DVDs have been a big success
The Tokyo High Court ruled that Seiji Yonezawa had not been paid enough for his work on technology that was a forerunner to DVD.
The court awarded Mr Yonezawa 162m yen ($1.5m; £837,000) for his work on three optical disc technology patents.
Hitachi had originally paid Mr Yonezawa 2.3m yen in compensation.
Mr Yonezawa's lawyer celebrated the ruling, saying it would inspire children to take an interest in science.
According to local press reports, lawyer Hidetoshi Masunaga said his client was now a millionaire "like football and baseball players".
"This will have a significant impact on grade school children. This ruling changes the Japanese view that becoming a company president is the only successful goal of a career," Mr Masunaga was quoted as saying.

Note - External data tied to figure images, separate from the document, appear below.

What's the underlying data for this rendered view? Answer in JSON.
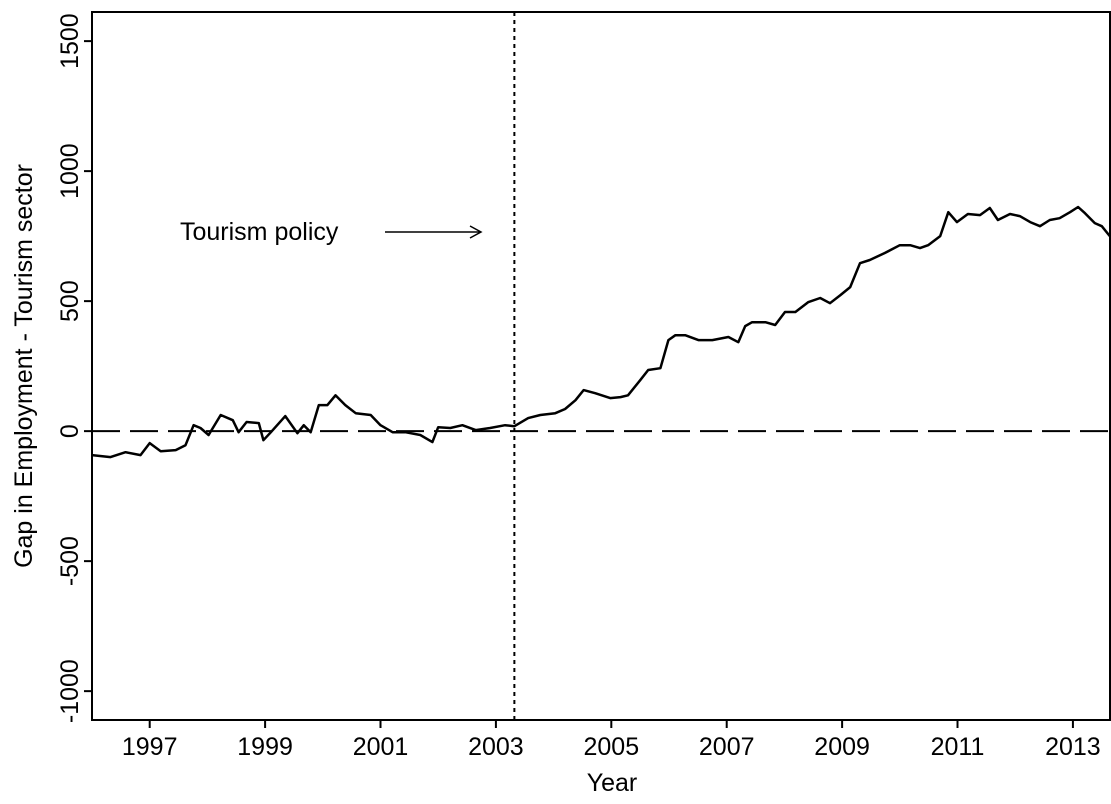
{
  "chart_data": {
    "type": "line",
    "xlabel": "Year",
    "ylabel": "Gap in Employment - Tourism sector",
    "annotation": "Tourism policy",
    "hline": 0,
    "vline": 2003.32,
    "xlim": [
      1996.0,
      2013.66
    ],
    "ylim": [
      -1111,
      1612
    ],
    "xticks": [
      1997,
      1999,
      2001,
      2003,
      2005,
      2007,
      2009,
      2011,
      2013
    ],
    "yticks": [
      -1000,
      -500,
      0,
      500,
      1000,
      1500
    ],
    "series": [
      {
        "color": "#000000",
        "x": [
          1996.0,
          1996.32,
          1996.58,
          1996.84,
          1997.0,
          1997.19,
          1997.45,
          1997.62,
          1997.76,
          1997.88,
          1998.02,
          1998.23,
          1998.44,
          1998.54,
          1998.68,
          1998.89,
          1998.97,
          1999.1,
          1999.35,
          1999.56,
          1999.67,
          1999.79,
          1999.93,
          2000.08,
          2000.22,
          2000.39,
          2000.57,
          2000.83,
          2001.0,
          2001.21,
          2001.43,
          2001.69,
          2001.9,
          2002.0,
          2002.21,
          2002.42,
          2002.65,
          2002.9,
          2003.16,
          2003.32,
          2003.56,
          2003.77,
          2004.03,
          2004.2,
          2004.38,
          2004.52,
          2004.72,
          2004.98,
          2005.16,
          2005.29,
          2005.5,
          2005.64,
          2005.85,
          2005.99,
          2006.11,
          2006.28,
          2006.51,
          2006.75,
          2007.03,
          2007.2,
          2007.32,
          2007.44,
          2007.67,
          2007.84,
          2008.01,
          2008.19,
          2008.41,
          2008.62,
          2008.79,
          2008.97,
          2009.14,
          2009.31,
          2009.48,
          2009.74,
          2010.0,
          2010.18,
          2010.35,
          2010.49,
          2010.7,
          2010.84,
          2010.99,
          2011.18,
          2011.39,
          2011.56,
          2011.7,
          2011.91,
          2012.08,
          2012.26,
          2012.43,
          2012.6,
          2012.77,
          2012.95,
          2013.09,
          2013.21,
          2013.38,
          2013.5,
          2013.64
        ],
        "values": [
          -92,
          -100,
          -81,
          -92,
          -46,
          -77,
          -73,
          -54,
          23,
          12,
          -15,
          62,
          42,
          -4,
          35,
          31,
          -35,
          -4,
          58,
          -8,
          23,
          -4,
          100,
          100,
          138,
          100,
          69,
          62,
          23,
          -4,
          -4,
          -15,
          -42,
          15,
          12,
          23,
          4,
          12,
          23,
          19,
          50,
          62,
          69,
          85,
          119,
          158,
          146,
          127,
          131,
          138,
          196,
          235,
          242,
          350,
          369,
          369,
          350,
          350,
          362,
          342,
          404,
          419,
          419,
          408,
          458,
          458,
          496,
          512,
          492,
          523,
          554,
          646,
          658,
          685,
          715,
          715,
          704,
          715,
          750,
          842,
          804,
          835,
          831,
          858,
          812,
          835,
          827,
          804,
          788,
          812,
          819,
          842,
          862,
          838,
          800,
          788,
          750
        ]
      }
    ]
  }
}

Hitachi was less pleased. The firm said it was considering an appeal and believed its rulebook on compensation was in line with other firms.
Mr Yonezawa, aged 65, retired from Hitachi in 1996.
During the mid-1970s, he had developed optical disc technologies that resulted in three patents.
Hitachi paid him 2.3m yen to take over the patents.
Angered by an award he considered unfairly meagre, Mr Yonezawa first took Hitachi to court two years ago and won 34.9m yen in compensation in the Tokyo District Court.
Still dissatisfied, he appealed to the High Court and asked for 250m yen.
The High Court's decision did not go that far, but it has awarded him more than 70 times Hitachi's original payment.
Hitachi, founded as an electrical repair shop in 1910, has become a multi-billion dollar company whose products include computer memory chips and fibre optic transmission systems, including pioneering miniaturised versions.